Un'Ong ha raccolto le testimonianze di più di 200 ex detenuti fuggiti a Sud riuscendo a identificare quasi 600 carnefici
PYONGYANG - Dalla tortura all'infanticidio. Seduti per ore e senza il diritto di muoversi o costretti ad abortire, i racconti di ex detenuti in Corea del Nord e riusciti a fuggire a Sud delineano un'organizzazione della giustizia basata sulla «distruzione dello spirito».
Korea Future è un'organizzazione non governativa fondata nel 2017, che si occupa di documentare le violazioni dei diritti umani che avvengono su suolo coreano. Nell'ultimo anno si è dedicata a una raccolta di dati e di testimonianze che cerca di fornire un quadro che sia il più vicino possibile alla realtà sulla vita dei carcerati. Ne è risultato che tra le mura delle almeno 148 strutture di detenzione presenti nel Paese di Kim Jong-un siano state perpetrate negli anni più di cinquemila offese fisiche e morali contro i detenuti da parte delle guardie.
Il database, che è liberamente consultabile sul sito dell'organizzazione, prende in considerazione più di 200 testimonianze che hanno reso possibile l'identificazione di 597 carnefici che si sarebbero macchiati di varie violazioni. Prima tra tutte, di cui sono stati documentati 1'162 casi, è l'interdizione alla salute. I detenuti non sarebbero stati, ad esempio, assistiti fisicamente e mentalmente, non sarebbe stata concessa loro un'assistenza sanitaria tempestiva e adeguata in caso di bisogno, o ancora sarebbero rimasti senza cibo e senza acqua per un certo periodo di tempo. La negazione della salute tocca anche la sfera sessuale e riproduttiva.
In un caso studio sulla struttura carceraria della contea di Onsong si raccontano le vicissitudini di una donna arrestata per aver parlato al telefono con una persona che si trovava al di fuori dalla Corea del Nord. Ha raccontato a Korea Future che per sei mesi è stata torturata ogni giorno per dodici ore. Doveva stare seduta, le gambe incrociate, e senza fare alcun movimento. Se si muoveva o se parlava con gli altri detenuti che si trovavano nella sua stessa sala, veniva picchiata. In seguito è stata condannata a 51 mesi e spostata in un campo rieducativo per aver commesso un "crimine di comunicazione internazionale".

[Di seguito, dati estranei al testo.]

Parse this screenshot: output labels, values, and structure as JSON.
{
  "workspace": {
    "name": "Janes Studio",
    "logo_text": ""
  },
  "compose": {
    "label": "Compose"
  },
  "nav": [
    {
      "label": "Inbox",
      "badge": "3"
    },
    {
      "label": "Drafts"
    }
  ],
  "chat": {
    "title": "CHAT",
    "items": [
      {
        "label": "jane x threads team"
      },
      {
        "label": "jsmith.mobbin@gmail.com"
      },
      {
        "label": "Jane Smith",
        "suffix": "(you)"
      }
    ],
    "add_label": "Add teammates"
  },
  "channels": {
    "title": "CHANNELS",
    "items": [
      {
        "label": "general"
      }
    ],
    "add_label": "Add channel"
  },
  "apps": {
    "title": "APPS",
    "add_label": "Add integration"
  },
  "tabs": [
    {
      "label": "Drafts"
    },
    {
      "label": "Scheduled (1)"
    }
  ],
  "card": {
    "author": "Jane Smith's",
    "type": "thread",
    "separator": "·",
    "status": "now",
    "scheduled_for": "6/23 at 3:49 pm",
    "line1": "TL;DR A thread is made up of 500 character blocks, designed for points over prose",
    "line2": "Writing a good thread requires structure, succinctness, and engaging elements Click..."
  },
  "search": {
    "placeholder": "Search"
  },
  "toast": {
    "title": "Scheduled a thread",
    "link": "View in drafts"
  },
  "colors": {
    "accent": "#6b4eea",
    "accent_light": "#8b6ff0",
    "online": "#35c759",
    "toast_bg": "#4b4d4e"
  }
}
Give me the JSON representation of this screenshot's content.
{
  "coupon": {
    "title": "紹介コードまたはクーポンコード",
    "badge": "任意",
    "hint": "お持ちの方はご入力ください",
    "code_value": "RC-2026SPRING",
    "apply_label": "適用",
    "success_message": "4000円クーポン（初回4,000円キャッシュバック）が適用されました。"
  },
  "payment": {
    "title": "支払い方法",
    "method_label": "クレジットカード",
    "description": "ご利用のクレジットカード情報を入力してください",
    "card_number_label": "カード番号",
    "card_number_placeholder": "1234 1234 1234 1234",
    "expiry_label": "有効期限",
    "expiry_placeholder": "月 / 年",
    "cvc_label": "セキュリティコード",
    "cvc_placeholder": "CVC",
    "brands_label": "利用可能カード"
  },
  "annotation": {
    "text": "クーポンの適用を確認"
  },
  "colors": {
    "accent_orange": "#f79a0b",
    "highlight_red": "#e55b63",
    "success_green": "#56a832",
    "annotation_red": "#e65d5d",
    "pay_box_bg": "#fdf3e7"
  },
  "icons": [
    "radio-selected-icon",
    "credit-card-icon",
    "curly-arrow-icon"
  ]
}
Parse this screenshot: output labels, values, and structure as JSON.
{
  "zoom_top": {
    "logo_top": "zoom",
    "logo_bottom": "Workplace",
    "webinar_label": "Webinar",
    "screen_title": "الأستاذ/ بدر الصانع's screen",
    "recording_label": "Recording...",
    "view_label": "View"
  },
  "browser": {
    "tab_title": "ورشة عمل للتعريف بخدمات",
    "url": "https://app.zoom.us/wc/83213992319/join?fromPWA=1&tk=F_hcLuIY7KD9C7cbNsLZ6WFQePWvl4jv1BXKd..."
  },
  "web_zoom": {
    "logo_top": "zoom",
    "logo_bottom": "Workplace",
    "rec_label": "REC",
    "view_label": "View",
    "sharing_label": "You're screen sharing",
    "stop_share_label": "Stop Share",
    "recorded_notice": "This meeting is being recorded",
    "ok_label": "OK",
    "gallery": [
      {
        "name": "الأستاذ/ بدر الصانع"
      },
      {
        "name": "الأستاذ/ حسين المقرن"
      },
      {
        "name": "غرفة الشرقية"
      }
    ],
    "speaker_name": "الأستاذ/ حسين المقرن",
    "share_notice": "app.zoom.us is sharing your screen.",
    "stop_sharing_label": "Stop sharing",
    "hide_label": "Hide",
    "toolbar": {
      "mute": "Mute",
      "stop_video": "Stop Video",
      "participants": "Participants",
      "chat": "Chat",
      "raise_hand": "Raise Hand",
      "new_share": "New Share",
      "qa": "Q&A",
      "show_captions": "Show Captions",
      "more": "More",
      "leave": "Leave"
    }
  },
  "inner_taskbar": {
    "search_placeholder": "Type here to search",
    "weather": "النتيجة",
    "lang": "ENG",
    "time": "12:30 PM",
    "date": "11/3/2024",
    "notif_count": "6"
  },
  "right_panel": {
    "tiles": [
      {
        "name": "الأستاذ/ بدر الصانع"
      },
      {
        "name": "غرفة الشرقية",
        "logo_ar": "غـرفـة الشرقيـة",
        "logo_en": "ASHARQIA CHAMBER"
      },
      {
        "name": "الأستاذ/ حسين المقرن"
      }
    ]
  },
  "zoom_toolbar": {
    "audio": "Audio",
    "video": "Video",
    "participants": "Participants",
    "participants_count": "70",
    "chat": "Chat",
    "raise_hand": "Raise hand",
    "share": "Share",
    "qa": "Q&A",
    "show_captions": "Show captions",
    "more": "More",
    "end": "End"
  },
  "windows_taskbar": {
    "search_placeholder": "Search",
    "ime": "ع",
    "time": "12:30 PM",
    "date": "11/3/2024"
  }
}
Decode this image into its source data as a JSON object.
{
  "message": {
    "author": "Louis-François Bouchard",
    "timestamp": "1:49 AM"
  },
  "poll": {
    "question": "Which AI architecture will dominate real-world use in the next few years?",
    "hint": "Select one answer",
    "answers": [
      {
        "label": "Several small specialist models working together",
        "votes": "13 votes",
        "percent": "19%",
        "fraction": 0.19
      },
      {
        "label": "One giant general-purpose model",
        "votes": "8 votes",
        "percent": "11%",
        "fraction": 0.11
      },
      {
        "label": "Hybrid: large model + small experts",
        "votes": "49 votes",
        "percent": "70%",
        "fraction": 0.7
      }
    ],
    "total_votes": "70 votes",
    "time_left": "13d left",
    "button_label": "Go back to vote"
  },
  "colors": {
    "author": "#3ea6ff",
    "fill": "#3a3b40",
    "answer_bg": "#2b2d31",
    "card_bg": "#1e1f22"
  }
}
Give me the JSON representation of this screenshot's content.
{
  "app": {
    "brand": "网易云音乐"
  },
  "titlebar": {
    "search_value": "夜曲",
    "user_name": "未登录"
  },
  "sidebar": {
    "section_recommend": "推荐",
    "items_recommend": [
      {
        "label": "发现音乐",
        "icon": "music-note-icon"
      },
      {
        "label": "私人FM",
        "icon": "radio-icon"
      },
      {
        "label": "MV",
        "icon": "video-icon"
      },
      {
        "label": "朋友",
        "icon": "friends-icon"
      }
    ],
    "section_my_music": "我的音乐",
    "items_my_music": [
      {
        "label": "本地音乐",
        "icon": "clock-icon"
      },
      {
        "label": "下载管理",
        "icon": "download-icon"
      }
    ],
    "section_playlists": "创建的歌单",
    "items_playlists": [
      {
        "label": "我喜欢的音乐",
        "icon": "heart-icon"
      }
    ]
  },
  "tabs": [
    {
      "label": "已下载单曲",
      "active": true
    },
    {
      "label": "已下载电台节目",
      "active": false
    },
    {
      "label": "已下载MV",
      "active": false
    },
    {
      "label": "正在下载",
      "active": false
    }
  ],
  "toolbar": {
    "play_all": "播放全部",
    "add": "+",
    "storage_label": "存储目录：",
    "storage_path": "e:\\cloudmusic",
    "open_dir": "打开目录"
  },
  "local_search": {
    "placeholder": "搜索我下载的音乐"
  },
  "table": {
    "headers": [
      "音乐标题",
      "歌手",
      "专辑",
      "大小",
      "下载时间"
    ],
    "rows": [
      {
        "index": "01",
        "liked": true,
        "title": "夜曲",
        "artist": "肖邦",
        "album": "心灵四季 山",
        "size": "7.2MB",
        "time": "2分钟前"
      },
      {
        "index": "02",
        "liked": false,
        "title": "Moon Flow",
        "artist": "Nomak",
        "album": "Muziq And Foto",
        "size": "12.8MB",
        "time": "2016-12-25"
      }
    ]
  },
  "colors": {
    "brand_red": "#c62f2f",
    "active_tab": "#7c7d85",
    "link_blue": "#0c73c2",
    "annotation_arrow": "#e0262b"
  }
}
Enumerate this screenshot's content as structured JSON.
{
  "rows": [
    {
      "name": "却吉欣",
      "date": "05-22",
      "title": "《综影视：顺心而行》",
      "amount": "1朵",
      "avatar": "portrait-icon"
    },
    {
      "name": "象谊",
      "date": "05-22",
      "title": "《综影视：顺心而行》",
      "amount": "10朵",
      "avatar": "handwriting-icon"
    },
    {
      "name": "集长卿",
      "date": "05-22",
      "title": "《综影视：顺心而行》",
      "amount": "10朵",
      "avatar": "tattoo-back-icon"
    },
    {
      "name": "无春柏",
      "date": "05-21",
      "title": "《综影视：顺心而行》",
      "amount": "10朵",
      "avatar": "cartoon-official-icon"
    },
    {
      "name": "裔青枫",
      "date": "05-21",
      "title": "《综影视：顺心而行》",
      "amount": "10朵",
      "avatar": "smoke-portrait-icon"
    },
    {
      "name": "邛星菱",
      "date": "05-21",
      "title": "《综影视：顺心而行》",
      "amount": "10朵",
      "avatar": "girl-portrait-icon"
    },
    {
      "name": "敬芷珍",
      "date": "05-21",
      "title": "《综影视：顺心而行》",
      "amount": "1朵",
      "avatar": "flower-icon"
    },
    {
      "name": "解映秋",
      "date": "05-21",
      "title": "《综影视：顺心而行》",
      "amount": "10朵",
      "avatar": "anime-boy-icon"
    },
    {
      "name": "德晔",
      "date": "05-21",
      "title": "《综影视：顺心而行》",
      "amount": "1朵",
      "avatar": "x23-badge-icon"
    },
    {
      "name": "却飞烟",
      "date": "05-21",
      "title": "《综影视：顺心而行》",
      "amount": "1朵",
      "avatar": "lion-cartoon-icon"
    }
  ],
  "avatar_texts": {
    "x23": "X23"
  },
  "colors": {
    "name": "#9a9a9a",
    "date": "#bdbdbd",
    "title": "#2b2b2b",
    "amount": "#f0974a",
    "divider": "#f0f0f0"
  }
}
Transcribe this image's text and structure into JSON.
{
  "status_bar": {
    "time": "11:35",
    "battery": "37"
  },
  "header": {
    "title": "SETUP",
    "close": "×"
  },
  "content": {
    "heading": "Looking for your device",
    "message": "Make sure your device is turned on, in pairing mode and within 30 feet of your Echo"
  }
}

Alla fine del suo periodo di detenzione è riuscita a fuggire con successo in Corea del Sud. Le sue parole, riportate dalla Bbc: «Quando finisci in questi posti, non puoi permetterti di essere un umano. Devi sopportare e sopravvivere. Ti picchiano con dei bastoni in legno. Entri camminando ed esci a quattro zampe. Ti distruggono lo spirito».
Diversi ex detenuti hanno raccontato di aver assistito a delle esecuzioni, anche di neonati. Una donna ha riferito di essere stata costretta ad abortire all'ottavo mese e che il bambino, che era comunque nato vivo, è stato ucciso. Secondo molti testimoni avvengono spesso casi di stupro o di violenze sessuali di vario tipo.